Word about the additional money circulated among the many special needs support groups and Holder figures about 600 families ultimately applied for it.

Holder said as a result of the decision, and depending how bureaucrats handled the proposals, the government should look at all the applications they received once again.

“We should expect that when the government remakes its decisions… it will have to spell out what its eligibility requirement is,” said Holder. “It’s been a very frustrating experience for all families in the province.”

Ellie Venhola, the Community Legal Clinic lawyer for Simcoe County representing Nieberg and Clough, was also prepared to argue the government unconstitutionally deprives autistic children of medically necessary treatment.

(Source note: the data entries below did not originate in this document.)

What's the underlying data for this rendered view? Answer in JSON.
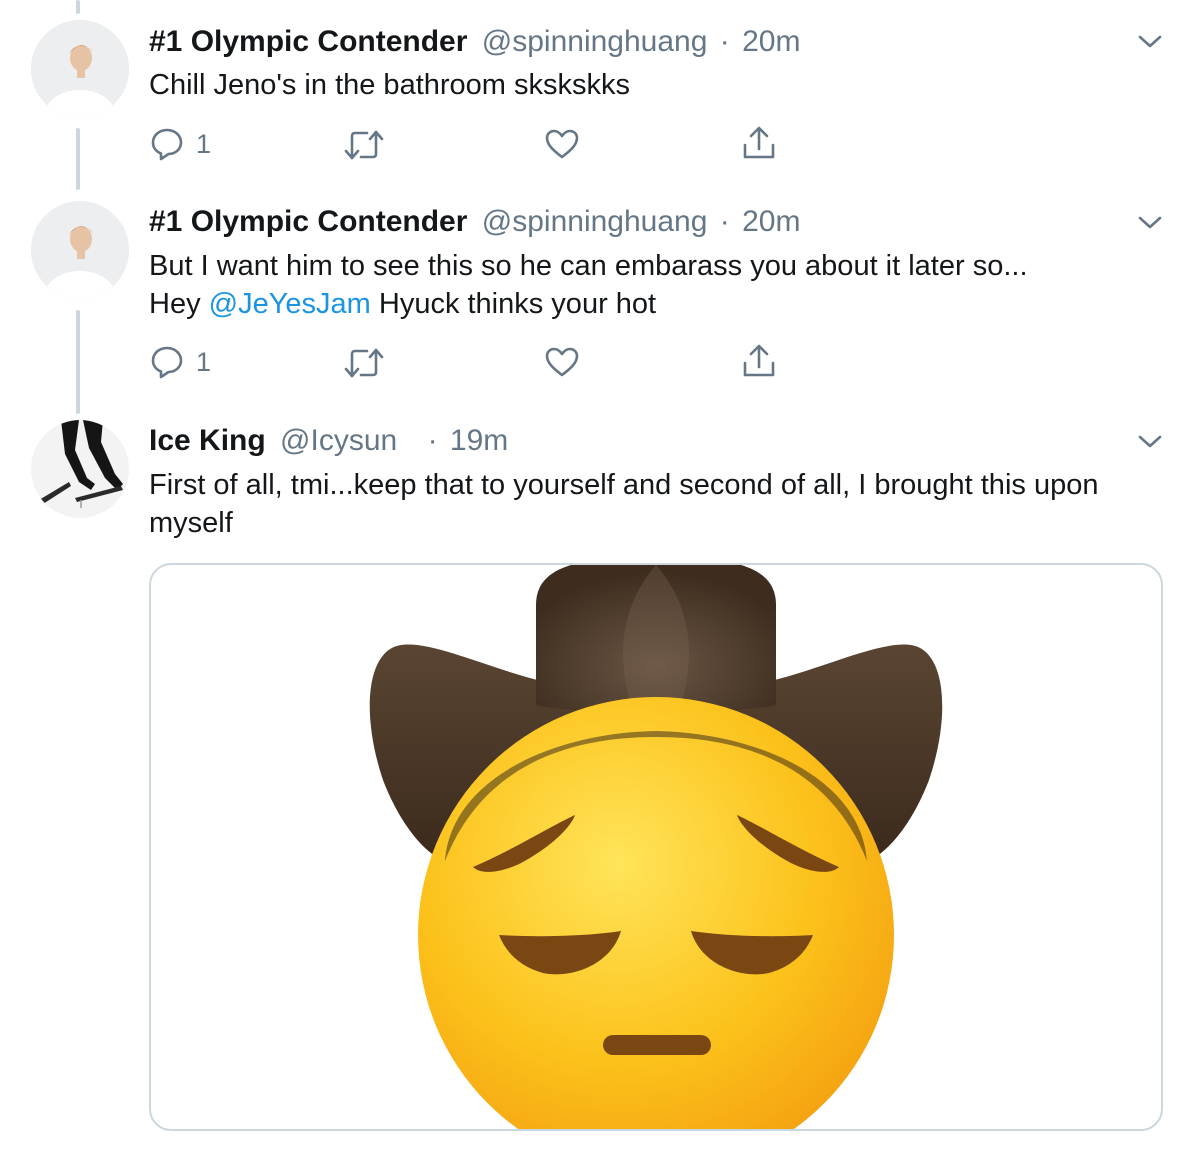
{
  "tweets": [
    {
      "name": "#1 Olympic Contender",
      "handle": "@spinninghuang",
      "separator": "·",
      "time": "20m",
      "text": "Chill Jeno's in the bathroom skskskks",
      "reply_count": "1"
    },
    {
      "name": "#1 Olympic Contender",
      "handle": "@spinninghuang",
      "separator": "·",
      "time": "20m",
      "text_line1": "But I want him to see this so he can embarass you about it later so...",
      "text_line2_prefix": "Hey ",
      "mention": "@JeYesJam",
      "text_line2_suffix": " Hyuck thinks your hot",
      "reply_count": "1"
    },
    {
      "name": "Ice King",
      "handle": "@Icysun",
      "separator": "·",
      "time": "19m",
      "text": "First of all, tmi...keep that to yourself and second of all, I brought this upon myself"
    }
  ],
  "icons": {
    "reply": "reply-icon",
    "retweet": "retweet-icon",
    "like": "heart-icon",
    "share": "share-icon",
    "menu": "chevron-down-icon"
  },
  "colors": {
    "link": "#1b95e0",
    "secondary_text": "#657786",
    "thread_line": "#ccd6dd"
  }
}
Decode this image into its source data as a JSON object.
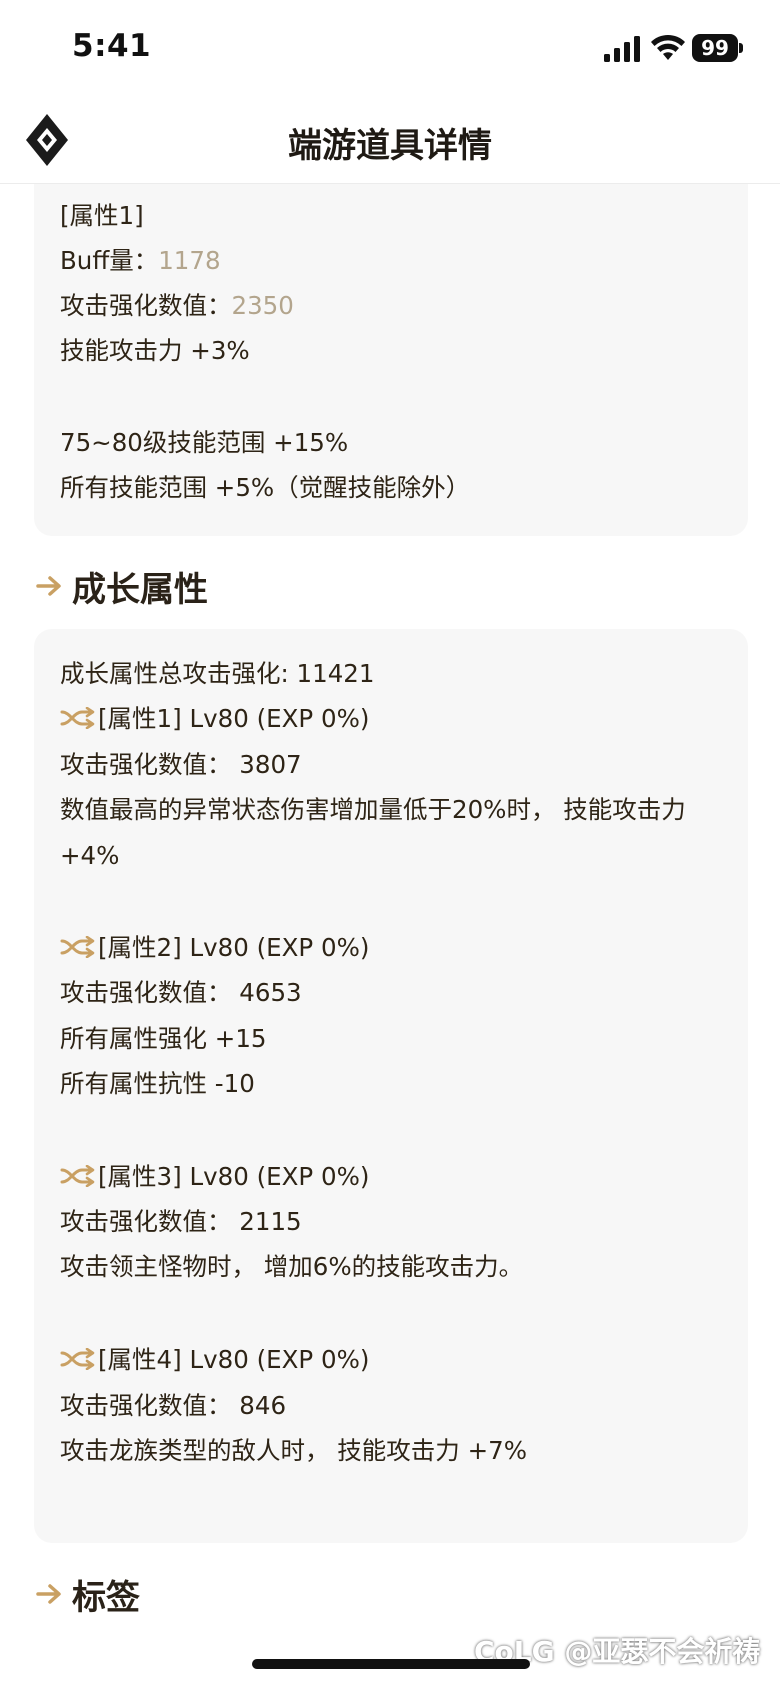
{
  "status_bar": {
    "time": "5:41",
    "battery": "99"
  },
  "header": {
    "title": "端游道具详情"
  },
  "top_card": {
    "lines": [
      {
        "label": "[属性1]",
        "value": ""
      },
      {
        "label": "Buff量：",
        "value": "1178"
      },
      {
        "label": "攻击强化数值：",
        "value": "2350"
      },
      {
        "label": "技能攻击力 +3%",
        "value": ""
      },
      {
        "label": "75~80级技能范围 +15%",
        "value": ""
      },
      {
        "label": "所有技能范围 +5%（觉醒技能除外）",
        "value": ""
      }
    ]
  },
  "growth_section": {
    "title": "成长属性",
    "total": "成长属性总攻击强化: 11421",
    "attrs": [
      {
        "header": "[属性1] Lv80 (EXP 0%)",
        "lines": [
          "攻击强化数值：  3807",
          "数值最高的异常状态伤害增加量低于20%时， 技能攻击力 +4%"
        ]
      },
      {
        "header": "[属性2] Lv80 (EXP 0%)",
        "lines": [
          "攻击强化数值：  4653",
          "所有属性强化 +15",
          "所有属性抗性 -10"
        ]
      },
      {
        "header": "[属性3] Lv80 (EXP 0%)",
        "lines": [
          "攻击强化数值：  2115",
          "攻击领主怪物时， 增加6%的技能攻击力。"
        ]
      },
      {
        "header": "[属性4] Lv80 (EXP 0%)",
        "lines": [
          "攻击强化数值：  846",
          "攻击龙族类型的敌人时， 技能攻击力 +7%"
        ]
      }
    ]
  },
  "tags_section": {
    "title": "标签"
  },
  "watermark": "CoLG @亚瑟不会祈祷",
  "colors": {
    "accent": "#c9a063",
    "muted_value": "#b3a58d",
    "card_bg": "#f7f7f7"
  },
  "icons": {
    "logo": "diamond-logo-icon",
    "section": "arrow-right-icon",
    "attr": "shuffle-icon"
  }
}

But the judges said another case was in the process of dealing with the Constitutional argument.

That case, involving 29 families, recently took a bizarre twist.

Ontario Superior Court Judge Frances Kitely told the government to hand the families $300,000 in interim funding. The decision came after the Ontario government’s tardy discovery of a “staggering” number of documents late in the case.

“I find that all of the parents have and continue to experience unrelenting and profound stress associated with providing appropriate treatment and education for their children,” she added in a decision Friday. “The delays and interruptions that have occurred in this case – for which the plaintiffs share no responsibility – have exceeded any tolerable level.”

The Ontario Human Rights Commission earlier this year also forwarded 121 cases involving special needs children to the Ontario Human Rights Tribunal.